Princess Diana's brother breaks down how it felt to ‘lose an arm'

Princess Diana’s brother has tugged at heartstrings with his admission about feeling an ‘amputation’ underway when his sister died

By
Web Desk
|
Charles Earl Spencer talks emotional ‘amputation’
Charles Earl Spencer talks emotional ‘amputation’

Charles Earl Spencer, Princess Diana’s brother recently stepped forward to share what it really felt like to lose his sister back in 1997.

He described the entire thing as a ‘great loss” in a chat with Loose Women and said, “It’s such an amputation.”

Because “you grow up with these people, they are your flesh and blood, they’re with you forever and then they’re gone.”

“You expect obviously first grandparents and then parents to go, and there’s the awful tragedy you mentioned of children going, but siblings, it’s a really extraordinary thing.”
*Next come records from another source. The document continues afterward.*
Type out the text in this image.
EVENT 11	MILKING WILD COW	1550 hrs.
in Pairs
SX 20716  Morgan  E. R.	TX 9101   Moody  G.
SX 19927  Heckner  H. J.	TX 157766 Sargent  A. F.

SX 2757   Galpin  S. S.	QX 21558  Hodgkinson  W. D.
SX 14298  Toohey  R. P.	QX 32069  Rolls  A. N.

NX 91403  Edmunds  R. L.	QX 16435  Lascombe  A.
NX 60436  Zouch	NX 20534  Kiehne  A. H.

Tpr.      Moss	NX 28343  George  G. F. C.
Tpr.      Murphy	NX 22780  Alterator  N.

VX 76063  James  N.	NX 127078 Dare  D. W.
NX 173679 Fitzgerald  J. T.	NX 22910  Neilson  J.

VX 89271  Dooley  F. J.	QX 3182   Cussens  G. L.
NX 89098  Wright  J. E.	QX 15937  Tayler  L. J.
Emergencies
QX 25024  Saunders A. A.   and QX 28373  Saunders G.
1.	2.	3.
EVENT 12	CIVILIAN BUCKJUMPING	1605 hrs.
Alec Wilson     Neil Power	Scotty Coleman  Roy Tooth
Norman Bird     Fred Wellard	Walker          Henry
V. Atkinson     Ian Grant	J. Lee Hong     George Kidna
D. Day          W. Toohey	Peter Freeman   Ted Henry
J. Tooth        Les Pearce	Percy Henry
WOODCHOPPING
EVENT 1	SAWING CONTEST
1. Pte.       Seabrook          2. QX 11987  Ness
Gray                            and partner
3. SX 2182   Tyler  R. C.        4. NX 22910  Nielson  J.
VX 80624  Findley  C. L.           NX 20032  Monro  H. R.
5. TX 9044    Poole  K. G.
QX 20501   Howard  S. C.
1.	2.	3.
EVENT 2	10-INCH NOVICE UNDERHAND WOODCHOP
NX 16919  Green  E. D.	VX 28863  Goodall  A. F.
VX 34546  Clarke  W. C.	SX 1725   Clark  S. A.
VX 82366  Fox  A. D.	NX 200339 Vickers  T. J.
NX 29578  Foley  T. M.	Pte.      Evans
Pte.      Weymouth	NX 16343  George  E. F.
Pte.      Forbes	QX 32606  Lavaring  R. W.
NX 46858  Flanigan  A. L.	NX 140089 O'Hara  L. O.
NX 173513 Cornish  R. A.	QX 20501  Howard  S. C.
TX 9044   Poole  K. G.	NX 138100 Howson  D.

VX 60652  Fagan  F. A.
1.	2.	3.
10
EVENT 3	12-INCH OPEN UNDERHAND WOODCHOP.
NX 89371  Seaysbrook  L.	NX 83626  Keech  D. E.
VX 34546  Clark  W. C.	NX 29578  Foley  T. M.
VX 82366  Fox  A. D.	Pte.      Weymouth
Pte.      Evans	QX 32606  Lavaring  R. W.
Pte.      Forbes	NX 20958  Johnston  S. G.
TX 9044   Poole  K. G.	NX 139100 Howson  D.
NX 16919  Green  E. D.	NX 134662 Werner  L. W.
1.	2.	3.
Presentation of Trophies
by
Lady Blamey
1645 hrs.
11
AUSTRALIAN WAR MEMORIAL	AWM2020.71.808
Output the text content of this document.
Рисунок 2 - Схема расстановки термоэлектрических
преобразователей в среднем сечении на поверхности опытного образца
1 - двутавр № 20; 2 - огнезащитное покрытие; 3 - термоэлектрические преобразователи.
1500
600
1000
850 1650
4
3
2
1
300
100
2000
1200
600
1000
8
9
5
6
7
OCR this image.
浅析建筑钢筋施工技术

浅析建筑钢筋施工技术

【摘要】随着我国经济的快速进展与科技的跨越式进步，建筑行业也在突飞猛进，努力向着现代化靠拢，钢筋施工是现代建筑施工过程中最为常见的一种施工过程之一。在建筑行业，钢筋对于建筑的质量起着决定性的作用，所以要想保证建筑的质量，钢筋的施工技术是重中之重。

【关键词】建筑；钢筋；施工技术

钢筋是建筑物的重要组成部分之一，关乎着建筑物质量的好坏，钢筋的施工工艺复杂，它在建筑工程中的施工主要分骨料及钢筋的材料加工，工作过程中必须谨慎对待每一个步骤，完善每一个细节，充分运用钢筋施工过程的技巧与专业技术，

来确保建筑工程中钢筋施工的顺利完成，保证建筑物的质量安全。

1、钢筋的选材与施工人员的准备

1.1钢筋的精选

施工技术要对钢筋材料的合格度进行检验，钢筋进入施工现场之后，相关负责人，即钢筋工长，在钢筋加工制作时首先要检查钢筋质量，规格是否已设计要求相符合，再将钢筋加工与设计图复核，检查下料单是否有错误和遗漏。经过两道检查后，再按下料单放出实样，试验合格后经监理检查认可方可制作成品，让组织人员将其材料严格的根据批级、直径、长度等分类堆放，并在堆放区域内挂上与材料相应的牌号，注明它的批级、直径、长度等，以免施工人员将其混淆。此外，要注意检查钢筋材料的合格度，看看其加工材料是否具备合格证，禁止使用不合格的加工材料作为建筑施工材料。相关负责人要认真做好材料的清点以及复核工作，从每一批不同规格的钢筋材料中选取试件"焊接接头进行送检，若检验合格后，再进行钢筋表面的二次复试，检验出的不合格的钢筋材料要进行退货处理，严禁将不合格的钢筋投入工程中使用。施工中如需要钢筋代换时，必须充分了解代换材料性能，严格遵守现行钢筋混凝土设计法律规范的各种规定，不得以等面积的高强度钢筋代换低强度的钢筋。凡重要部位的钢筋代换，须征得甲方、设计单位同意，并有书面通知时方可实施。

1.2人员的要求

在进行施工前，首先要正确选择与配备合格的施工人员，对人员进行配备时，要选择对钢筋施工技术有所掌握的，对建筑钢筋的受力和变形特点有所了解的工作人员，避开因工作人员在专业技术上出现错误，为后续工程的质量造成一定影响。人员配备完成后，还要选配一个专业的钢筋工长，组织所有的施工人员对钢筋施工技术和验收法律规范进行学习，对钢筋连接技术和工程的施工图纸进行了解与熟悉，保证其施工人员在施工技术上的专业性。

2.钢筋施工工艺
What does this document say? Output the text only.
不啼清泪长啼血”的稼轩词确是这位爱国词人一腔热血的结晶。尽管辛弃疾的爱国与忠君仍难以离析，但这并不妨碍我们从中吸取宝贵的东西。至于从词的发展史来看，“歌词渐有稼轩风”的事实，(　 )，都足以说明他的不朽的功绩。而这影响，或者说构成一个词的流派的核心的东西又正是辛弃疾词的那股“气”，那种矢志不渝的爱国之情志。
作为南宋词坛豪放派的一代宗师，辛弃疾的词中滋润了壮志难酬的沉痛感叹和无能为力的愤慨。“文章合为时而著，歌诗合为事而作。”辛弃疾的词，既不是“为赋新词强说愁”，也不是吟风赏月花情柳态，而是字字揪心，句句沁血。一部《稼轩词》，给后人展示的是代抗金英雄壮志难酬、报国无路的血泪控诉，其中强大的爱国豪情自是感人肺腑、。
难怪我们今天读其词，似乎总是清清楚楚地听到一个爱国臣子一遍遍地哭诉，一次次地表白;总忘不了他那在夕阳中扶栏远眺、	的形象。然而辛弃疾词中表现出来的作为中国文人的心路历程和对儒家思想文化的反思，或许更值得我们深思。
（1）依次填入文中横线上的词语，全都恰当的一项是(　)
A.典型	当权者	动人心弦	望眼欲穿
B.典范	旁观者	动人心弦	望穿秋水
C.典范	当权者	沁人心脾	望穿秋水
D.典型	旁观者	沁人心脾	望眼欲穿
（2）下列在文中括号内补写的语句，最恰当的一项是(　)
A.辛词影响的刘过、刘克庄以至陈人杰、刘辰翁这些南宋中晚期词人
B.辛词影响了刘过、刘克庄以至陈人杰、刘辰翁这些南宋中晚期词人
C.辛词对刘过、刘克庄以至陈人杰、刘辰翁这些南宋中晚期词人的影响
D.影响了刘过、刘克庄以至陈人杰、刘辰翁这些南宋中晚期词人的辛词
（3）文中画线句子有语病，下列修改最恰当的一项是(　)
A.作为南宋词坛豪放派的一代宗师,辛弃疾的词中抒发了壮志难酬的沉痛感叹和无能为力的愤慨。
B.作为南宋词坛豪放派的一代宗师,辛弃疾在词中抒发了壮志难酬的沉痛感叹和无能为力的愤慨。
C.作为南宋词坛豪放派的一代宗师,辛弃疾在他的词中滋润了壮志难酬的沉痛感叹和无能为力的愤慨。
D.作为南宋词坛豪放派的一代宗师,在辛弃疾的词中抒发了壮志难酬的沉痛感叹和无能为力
He also went on to say, “because your instant thing for years after, after Diana died, I would think I must ring her and tell her something, because we shared the same sense of humour, and you just realise of course that’s not going to happen.”

“And then actually,” that time does come when “your family naturally folds in on itself,” he recounted.

Before concluding he also said, “You lose your parents. I have two sisters I adore, they’re quite a lot older than me, so I don’t have, I don’t share my childhood with anyone anymore. And that’s a great loss that you can never really put right.”